Pilkada Takalar: IPI Sarankan Syamsari & Makmur Sadda Bersatu Lawan Petahana

oleh

MAKASSAR,SUARALIDIK.com- Petahana sangat percaya diri di Pilkada Takalar karena dukungan partai terus mengalir mengusungnya, sedangkan rivalnya Syamsari Kitta yang diusung PKS belum juga mendapat tambahan kursi untuk melengkapi syarat usungan.

Selain Syamsari, mantan Wakil Bupati Andi Makmur Sadda juga masih berjuang mendapatkan dukungan partai politik untuk maju melawan petahana Burhanuddin Baharuddin (Bur) – Natsir Ibrahim (Nojeng).

Direktur Eksekutif PT Indeks Politica Indonesia (IPI) Suwadi Idris Amir menilai sebaiknya Makmur Sadda dan Syamsari Kitta menyatukan kekuatan melawan petahana agar dilirik partai politik.
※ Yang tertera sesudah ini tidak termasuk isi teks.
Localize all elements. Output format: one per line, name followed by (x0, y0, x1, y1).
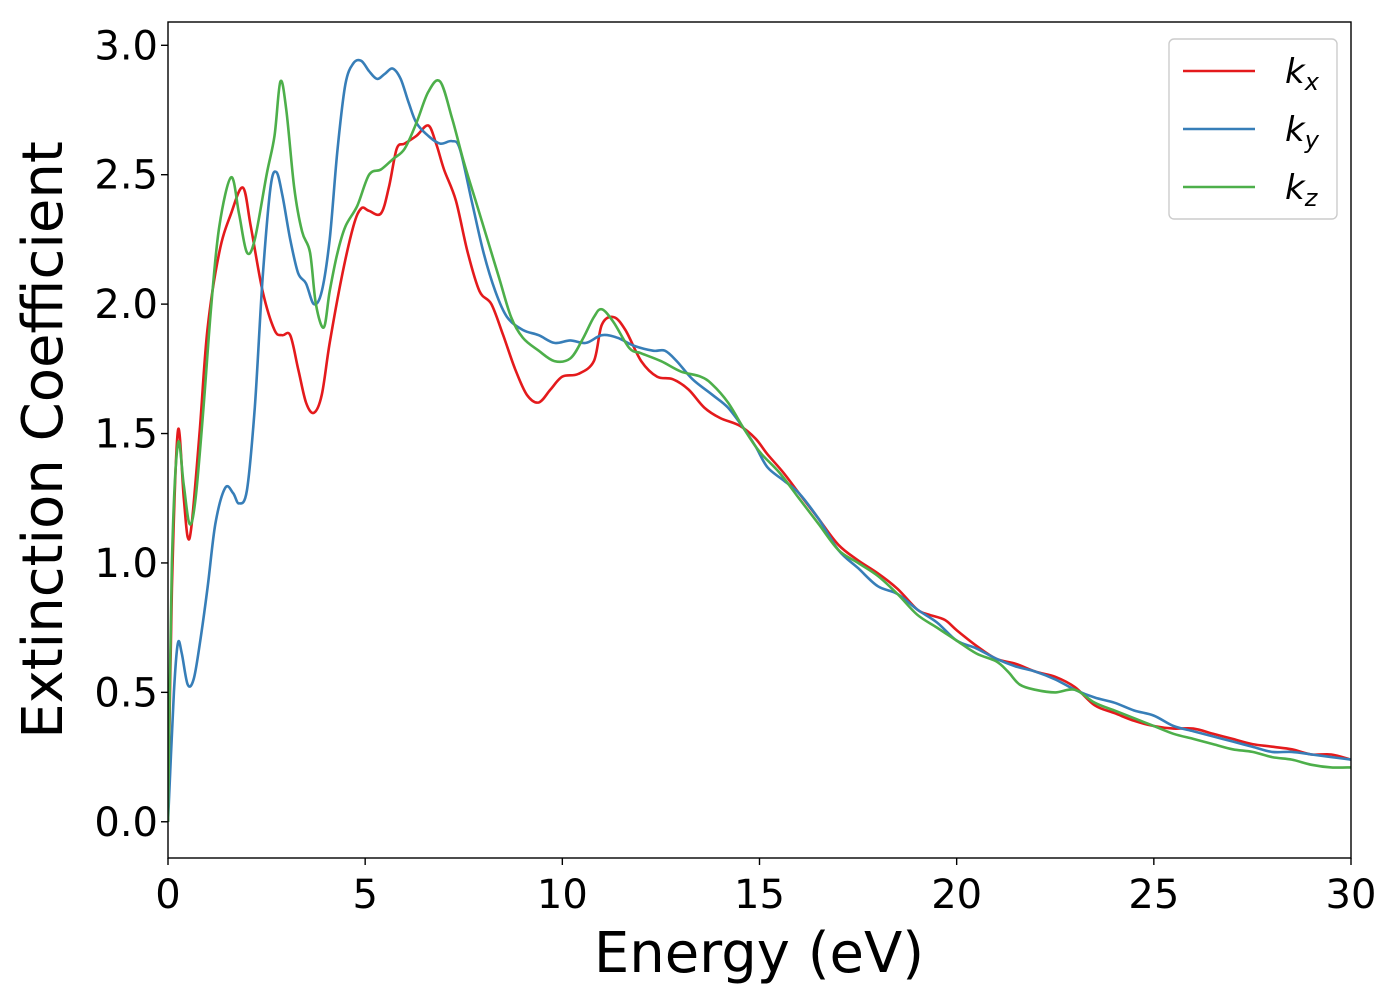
x-axis-label: Energy (eV) (594, 921, 924, 986)
series-line-k-y (168, 58, 1351, 822)
y-tick-label: 3.0 (94, 23, 158, 69)
y-tick-label: 0.5 (94, 670, 158, 716)
y-tick-label: 1.0 (94, 541, 158, 587)
x-tick-label: 10 (537, 872, 588, 918)
x-axis-title: Energy (eV) (594, 921, 924, 986)
y-tick-label: 2.0 (94, 282, 158, 328)
x-tick-label: 0 (155, 872, 180, 918)
series-line-k-x (168, 124, 1351, 822)
series-line-k-z (168, 79, 1351, 822)
y-axis-title: Extinction Coefficient (11, 141, 76, 739)
x-tick-label: 5 (352, 872, 377, 918)
y-tick-label: 2.5 (94, 153, 158, 199)
series-layer (168, 58, 1351, 822)
y-tick-label: 1.5 (94, 412, 158, 458)
ticks-layer: 0 5 10 15 20 25 30 0.0 0.5 1.0 1.5 2.0 2.5 3.0 (94, 23, 1376, 918)
x-tick-label: 30 (1326, 872, 1377, 918)
y-tick-label: 0.0 (94, 800, 158, 846)
plot-frame (167, 21, 1352, 859)
y-axis-label: Extinction Coefficient (11, 141, 76, 739)
x-tick-label: 25 (1128, 872, 1179, 918)
x-tick-label: 15 (734, 872, 785, 918)
x-tick-label: 20 (931, 872, 982, 918)
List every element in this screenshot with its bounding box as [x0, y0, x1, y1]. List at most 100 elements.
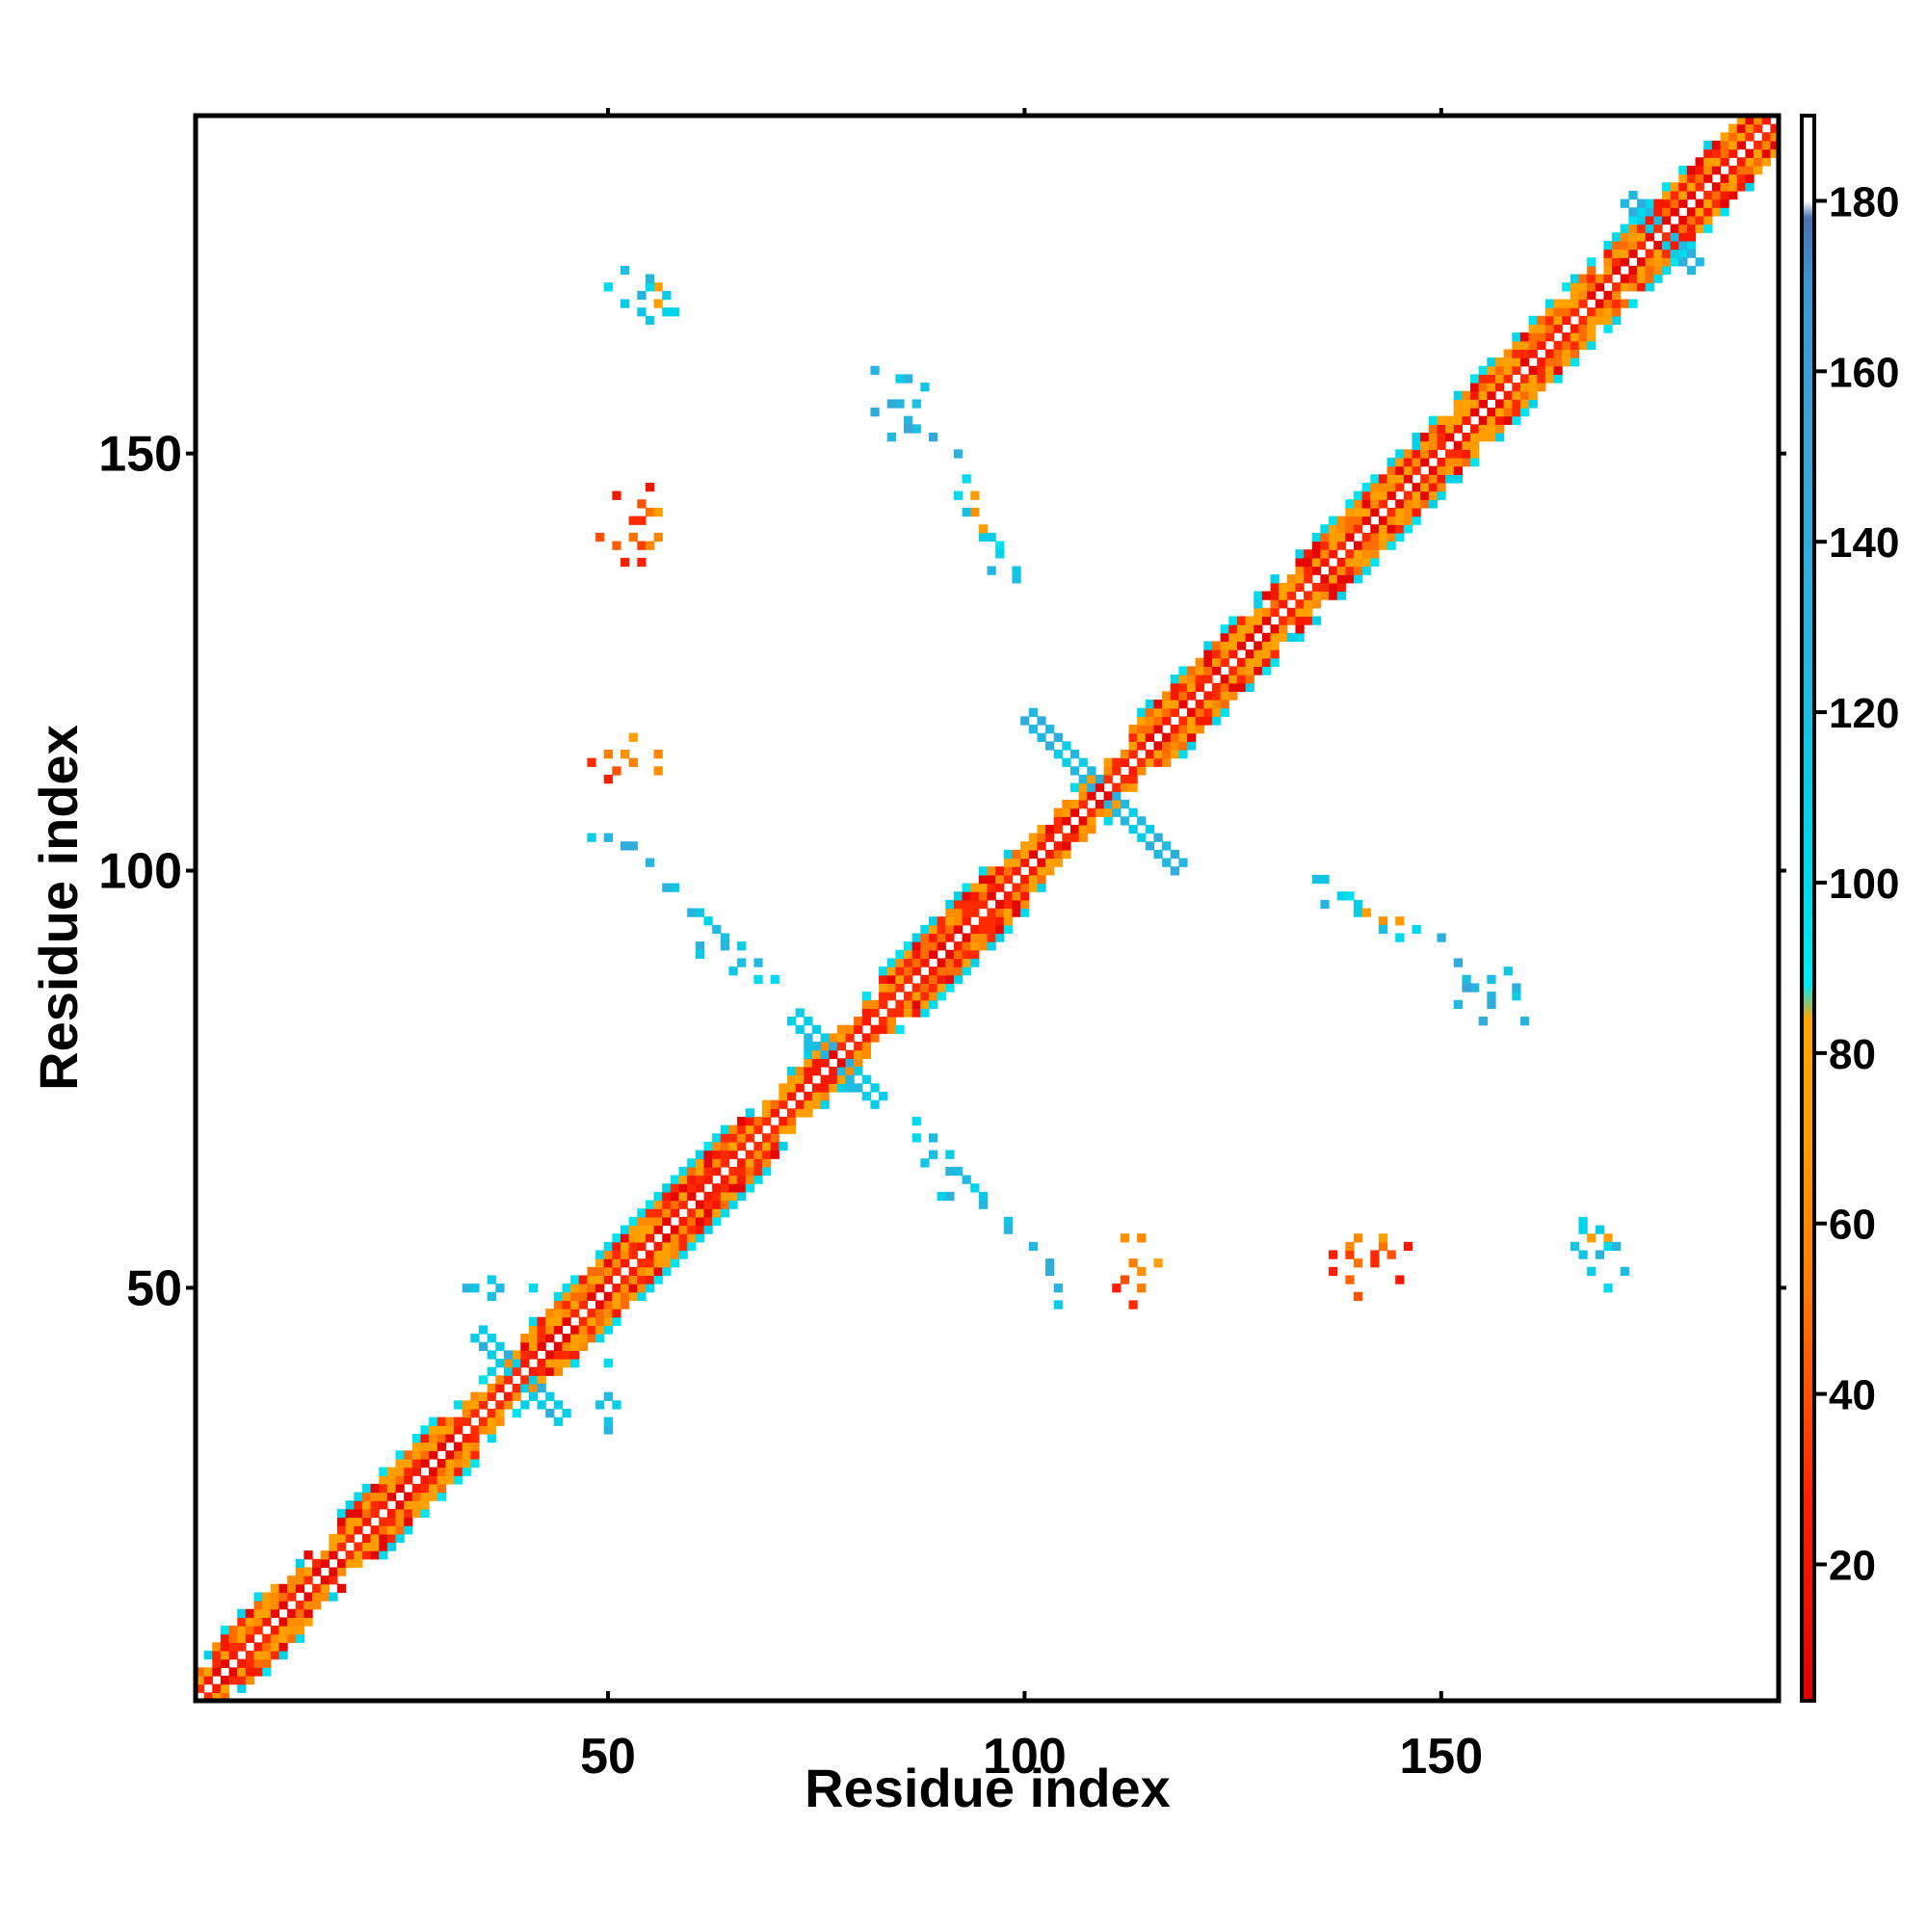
heatmap-cell: [1487, 424, 1496, 434]
heatmap-cell: [1311, 532, 1321, 543]
heatmap-cell: [1553, 315, 1563, 326]
heatmap-cell: [737, 941, 747, 951]
heatmap-cell: [278, 1633, 288, 1643]
heatmap-cell: [1487, 390, 1496, 400]
heatmap-cell: [1395, 457, 1405, 467]
heatmap-cell: [995, 924, 1005, 935]
heatmap-cell: [687, 1191, 697, 1202]
heatmap-cell: [1286, 591, 1297, 600]
heatmap-cell: [1329, 516, 1338, 525]
heatmap-cell: [220, 1633, 230, 1643]
heatmap-cell: [1286, 632, 1297, 643]
heatmap-cell: [804, 1067, 813, 1076]
heatmap-cell: [304, 1567, 313, 1576]
heatmap-cell: [645, 482, 655, 492]
heatmap-cell: [454, 1475, 463, 1485]
heatmap-cell: [811, 1099, 822, 1109]
heatmap-cell: [603, 1425, 613, 1435]
heatmap-cell: [395, 1450, 405, 1460]
heatmap-cell: [895, 949, 905, 960]
heatmap-cell: [562, 1359, 571, 1368]
heatmap-cell: [770, 1141, 779, 1151]
heatmap-cell: [1211, 682, 1222, 692]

Menurut Putra Takalar tersebut, untuk melawan petahana Makmur Sadda dan Syamsari harus bersatu jika ingin dilirik parpol, jika ingin mengimbangi petahana, sebab parpol ragu mengusung salah satunya karena lemah jika tak bersatu dan pasti mudah dikalahkan petahana. “Untuk itu tidak ada pilihan mereka sebaiknya menyatu,” kata Suwadi seperti rilis yang diterima Redaksi SuaraLidik.com, Selasa (30/8).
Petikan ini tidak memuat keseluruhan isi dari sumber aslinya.